According to the 2018 Survey on Overseas Filipino Workers (OFW) from April to September 2018 released last April 2019 revealed an estimated 2.3 million OFWs. This also spells a total of 235.9 billion pesos of remittances sent home to the Philippines during the same period.
These figures could very well explain how valuable the OFWs, not only their families but to the country’s economy as well. As remittances augment if not salvage, a government deeply dependent on foreign and local debt to run the country’s affairs while its own economy remains backward and pre-industrialized.
Thus, they are called our Filipino Superheroes. Only a couple of million OFW’s reviving an economy of more than a hundred million people and counting.
But what is more disturbing is the sad reality of OFWs suffering from different dilemma.
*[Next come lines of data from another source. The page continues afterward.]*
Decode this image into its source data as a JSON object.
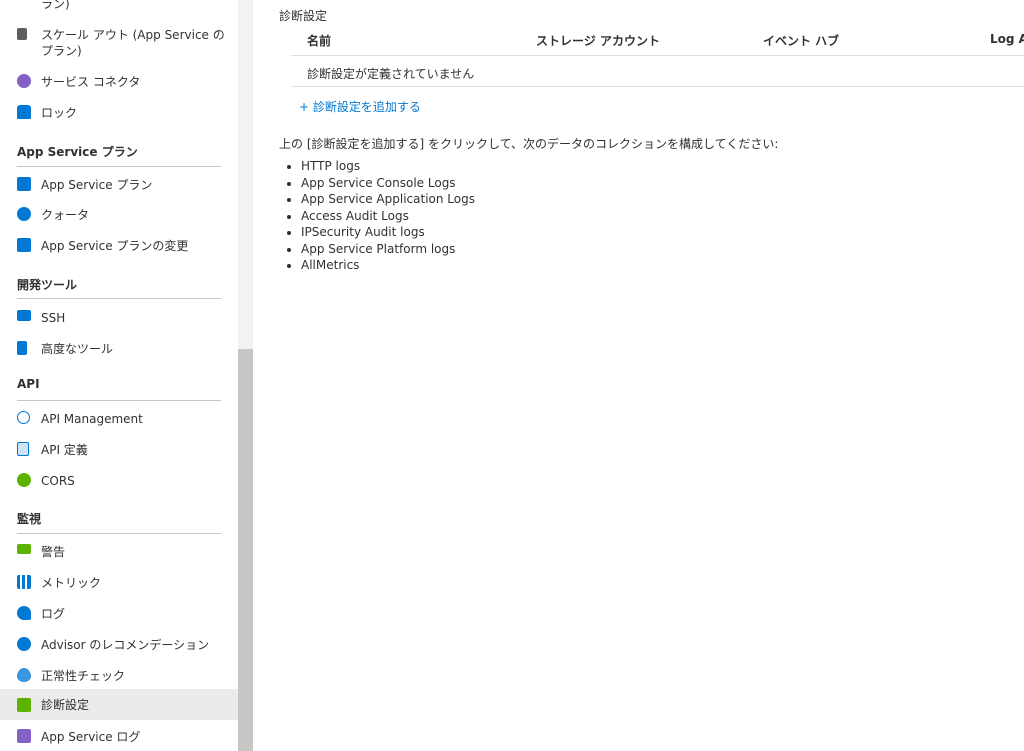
{
  "sidebar": {
    "items": [
      {
        "label": "ラン)",
        "icon": "none"
      },
      {
        "label": "スケール アウト (App Service の",
        "label2": "プラン)",
        "icon": "scale-out-icon",
        "color": "#605e5c"
      },
      {
        "label": "サービス コネクタ",
        "icon": "service-connector-icon",
        "color": "#8661c5"
      },
      {
        "label": "ロック",
        "icon": "lock-icon",
        "color": "#0078d4"
      }
    ],
    "section_app_service_plan": "App Service プラン",
    "items_plan": [
      {
        "label": "App Service プラン",
        "icon": "app-service-plan-icon",
        "color": "#0078d4"
      },
      {
        "label": "クォータ",
        "icon": "quota-icon",
        "color": "#0078d4"
      },
      {
        "label": "App Service プランの変更",
        "icon": "change-plan-icon",
        "color": "#0078d4"
      }
    ],
    "section_dev_tools": "開発ツール",
    "items_dev": [
      {
        "label": "SSH",
        "icon": "ssh-icon",
        "color": "#0078d4"
      },
      {
        "label": "高度なツール",
        "icon": "advanced-tools-icon",
        "color": "#0078d4"
      }
    ],
    "section_api": "API",
    "items_api": [
      {
        "label": "API Management",
        "icon": "api-management-icon",
        "color": "#0078d4"
      },
      {
        "label": "API 定義",
        "icon": "api-definition-icon",
        "color": "#0078d4"
      },
      {
        "label": "CORS",
        "icon": "cors-icon",
        "color": "#5db300"
      }
    ],
    "section_monitoring": "監視",
    "items_monitor": [
      {
        "label": "警告",
        "icon": "alerts-icon",
        "color": "#5db300"
      },
      {
        "label": "メトリック",
        "icon": "metrics-icon",
        "color": "#0078d4"
      },
      {
        "label": "ログ",
        "icon": "logs-icon",
        "color": "#0078d4"
      },
      {
        "label": "Advisor のレコメンデーション",
        "icon": "advisor-icon",
        "color": "#0078d4"
      },
      {
        "label": "正常性チェック",
        "icon": "health-check-icon",
        "color": "#0078d4"
      },
      {
        "label": "診断設定",
        "icon": "diagnostic-settings-icon",
        "color": "#5db300",
        "selected": true
      },
      {
        "label": "App Service ログ",
        "icon": "app-service-logs-icon",
        "color": "#8661c5"
      }
    ]
  },
  "main": {
    "section_title": "診断設定",
    "table": {
      "headers": [
        "名前",
        "ストレージ アカウント",
        "イベント ハブ",
        "Log A"
      ],
      "empty_text": "診断設定が定義されていません"
    },
    "add_link": "+ 診断設定を追加する",
    "instruction": "上の [診断設定を追加する] をクリックして、次のデータのコレクションを構成してください:",
    "log_categories": [
      "HTTP logs",
      "App Service Console Logs",
      "App Service Application Logs",
      "Access Audit Logs",
      "IPSecurity Audit logs",
      "App Service Platform logs",
      "AllMetrics"
    ]
  }
}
Imagine the various physical and mental health issues they encounter resulting from bad working conditions, abuse, mental stress, discrimination and among others.
A case for example of a Filipina working in Saudi Arabia who sought help though a social media platform because of her bad situation. She did not detail her condition in her social media post but only revealed that she is losing the will to live because of her predicament.
Another OFW reported to have suffered a rare disease, and another jump off from a building to escape from abusive employers. Some sleeping in small rooms. Others sent to jail by employers. Many are suffering from stress if not depression, missing their families and loved one’s miles away.
These are only vignettes of many other cases ranging from simple to complicated situations of OFWs — Sarah Balagan, etc…to name a few.
There are cases that are documented, and perhaps, many are not.
It seems that the government, through its offices or agencies like OWWA have collaboratively mastered so far how to successfully and safely send Filipinos abroad to work. Efforts perhaps are already there to create separate agency such as the department of OFW, that will ensure the welfare and well-being of the OFW. I hope this address the root-caused of the rotten system of recruitment, health disparity among others.
There must be a way to look after our OFWs working hard abroad not only for their respective families but for our country as well.
Why can’t we delegate an OFW health attache in every Philippine embassy? Or in particular an OFW attache that focuses on monitoring the physical and mental conditions not only when there’s already a problem. Are they also part of the Universal Health Care coverage?
Time for a Filipino Avenger? Or Infinity stones to solve their problems?
Maybe not. They need prompt help and ample assistance from our government that is benefiting from their sweats and hard work.